Daarnaast zal de Europese Commissie in september een wetgevend initiatief voorstellen rond ‘waardig werk wereldwijd’, dit naar analogie met de Amerikaanse ‘forced labour ban’. Producten die tot stand kwamen via dwangarbeid zullen aldus gebannen worden van de Europese markt. Dat lijkt me een goed instrument om in de toekomst mensenrechtenschendingen tegen te gaan. Hoewel er nog weinig bekend is over dit initiatief, zal ik ook hier constructief aan meewerken.
Zoals u weet, was de hoge vertegenwoordiger van de VN voor de mensenrechten, mevrouw Bachelet, onlangs in China. Voor het eerst in zeventien jaar kon een Hoge Commissaris voor de Mensenrechten van de VN naar China reizen om er rechtstreeks met de hoogste regeringsfunctionarissen te spreken over belangrijke mensenrechtenkwesties, in China en wereldwijd. Mevrouw Bachelet zal binnenkort een rapport voorstellen waar – en dat zal u niet verbazen – reikhalzend naar uitgekeken wordt. Ze gaf inmiddels reeds aan dat haar bezoek een gelegenheid vormde om een aantal zorgwekkende situaties bij de regering aan te kaarten. Bovendien stelt de VN-commissaris dat ze deze kwesties blijvend zal opvolgen. Bij haar bezoek aan de regio Xinjiang uitte ze vragen en bezorgdheden over de toepassing van de zogenaamde maatregelen ter bestrijding van terrorisme en deradicalisering. De brede toepassing hiervan heeft, zoals u welbekend is, een zware impact op de rechten van Oeigoeren en andere overwegend islamitische minderheden. Mevrouw Bachelet moedigde de Chinese regering aan om alle beleidsmaatregelen ter bestrijding van terrorisme en deradicalisering te herzien om ervoor te zorgen dat ze volledig voldoen aan de internationale mensenrechtennormen en niet langer op willekeurige en discriminerende wijze worden toegepast.

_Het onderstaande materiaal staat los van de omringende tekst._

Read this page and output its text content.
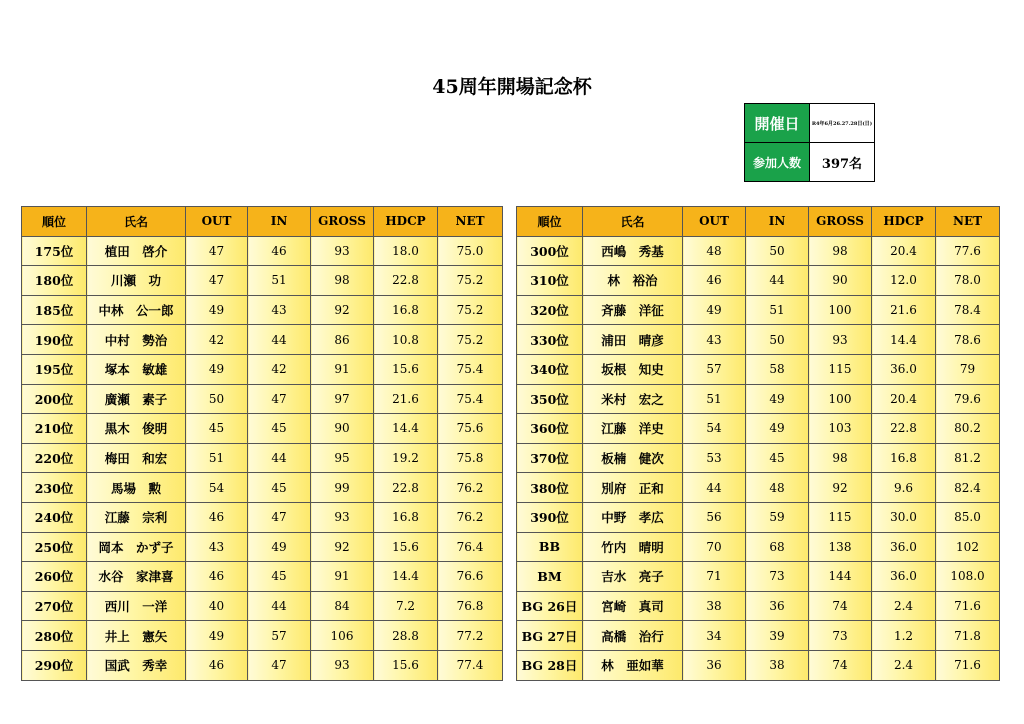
45周年開場記念杯
開催日	R4年6月26.27.28日(日)
参加人数	397名
順位	氏名	OUT	IN	GROSS	HDCP	NET
175位	植田　啓介	47	46	93	18.0	75.0
180位	川瀬　功	47	51	98	22.8	75.2
185位	中林　公一郎	49	43	92	16.8	75.2
190位	中村　勢治	42	44	86	10.8	75.2
195位	塚本　敏雄	49	42	91	15.6	75.4
200位	廣瀬　素子	50	47	97	21.6	75.4
210位	黒木　俊明	45	45	90	14.4	75.6
220位	梅田　和宏	51	44	95	19.2	75.8
230位	馬場　勲	54	45	99	22.8	76.2
240位	江藤　宗利	46	47	93	16.8	76.2
250位	岡本　かず子	43	49	92	15.6	76.4
260位	水谷　家津喜	46	45	91	14.4	76.6
270位	西川　一洋	40	44	84	7.2	76.8
280位	井上　憲矢	49	57	106	28.8	77.2
290位	国武　秀幸	46	47	93	15.6	77.4
順位	氏名	OUT	IN	GROSS	HDCP	NET
300位	西嶋　秀基	48	50	98	20.4	77.6
310位	林　裕治	46	44	90	12.0	78.0
320位	斉藤　洋征	49	51	100	21.6	78.4
330位	浦田　晴彦	43	50	93	14.4	78.6
340位	坂根　知史	57	58	115	36.0	79
350位	米村　宏之	51	49	100	20.4	79.6
360位	江藤　洋史	54	49	103	22.8	80.2
370位	板楠　健次	53	45	98	16.8	81.2
380位	別府　正和	44	48	92	9.6	82.4
390位	中野　孝広	56	59	115	30.0	85.0
BB	竹内　晴明	70	68	138	36.0	102
BM	吉水　亮子	71	73	144	36.0	108.0
BG 26日	宮崎　真司	38	36	74	2.4	71.6
BG 27日	高橋　治行	34	39	73	1.2	71.8
BG 28日	林　亜如華	36	38	74	2.4	71.6
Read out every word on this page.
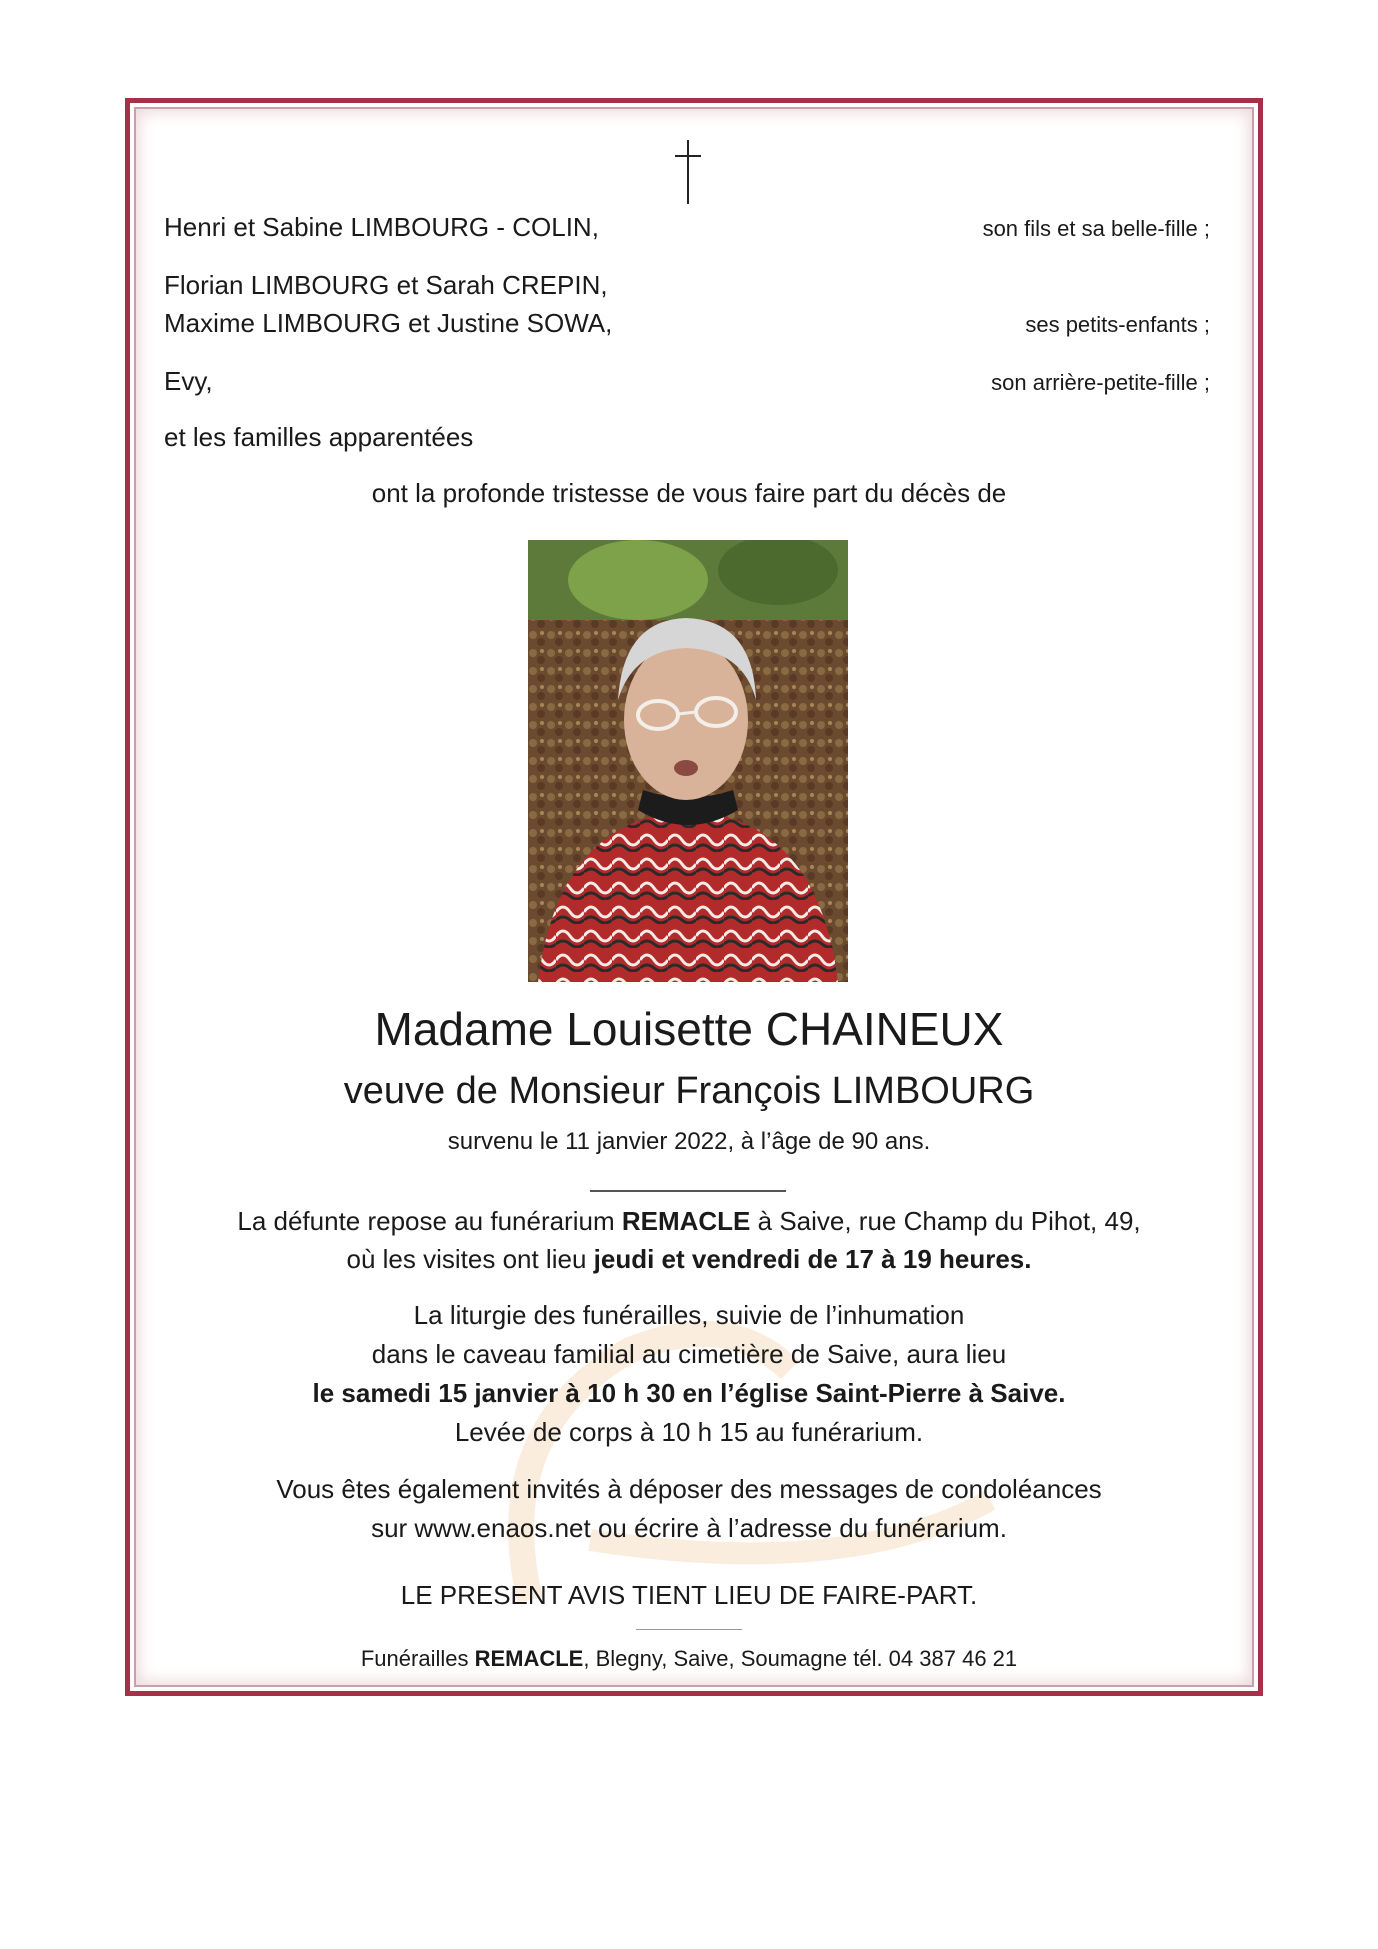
Henri et Sabine LIMBOURG - COLIN,	son fils et sa belle-fille ;
Florian LIMBOURG et Sarah CREPIN,
Maxime LIMBOURG et Justine SOWA,	ses petits-enfants ;
Evy,	son arrière-petite-fille ;
et les familles apparentées
ont la profonde tristesse de vous faire part du décès de
Madame Louisette CHAINEUX
veuve de Monsieur François LIMBOURG
survenu le 11 janvier 2022, à l’âge de 90 ans.
La défunte repose au funérarium REMACLE à Saive, rue Champ du Pihot, 49,
où les visites ont lieu jeudi et vendredi de 17 à 19 heures.
La liturgie des funérailles, suivie de l’inhumation
dans le caveau familial au cimetière de Saive, aura lieu
le samedi 15 janvier à 10 h 30 en l’église Saint-Pierre à Saive.
Levée de corps à 10 h 15 au funérarium.
Vous êtes également invités à déposer des messages de condoléances
sur www.enaos.net ou écrire à l’adresse du funérarium.
LE PRESENT AVIS TIENT LIEU DE FAIRE-PART.
Funérailles REMACLE, Blegny, Saive, Soumagne tél. 04 387 46 21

Ze kaartte ook de problematiek van de Oeigoerse diaspora aan, van de families die in het buitenland vertoeven en het contact met hun dierbaren verloren hebben.
Mevrouw Bachelet kreeg overigens kritiek van sommige media, omdat ze in een statement aanhaalde dat haar bezoek aan China geen onderzoek betrof, omdat – ik citeer – “officiële bezoeken van een Hoge Commissaris van nature te opvallend en dus ongeschikt zijn voor het gedetailleerde, methodische en discrete werk dat een onderzoek vergt." Hoe dan ook, betrof haar bezoek aan China een uitstekende opportuniteit om de grootmacht te wijzen op de verplichtingen onder de internationale mensenrechtenwetgeving. Ik meen alvast dat haar contacten ter plaatse bijzonder nuttig zijn.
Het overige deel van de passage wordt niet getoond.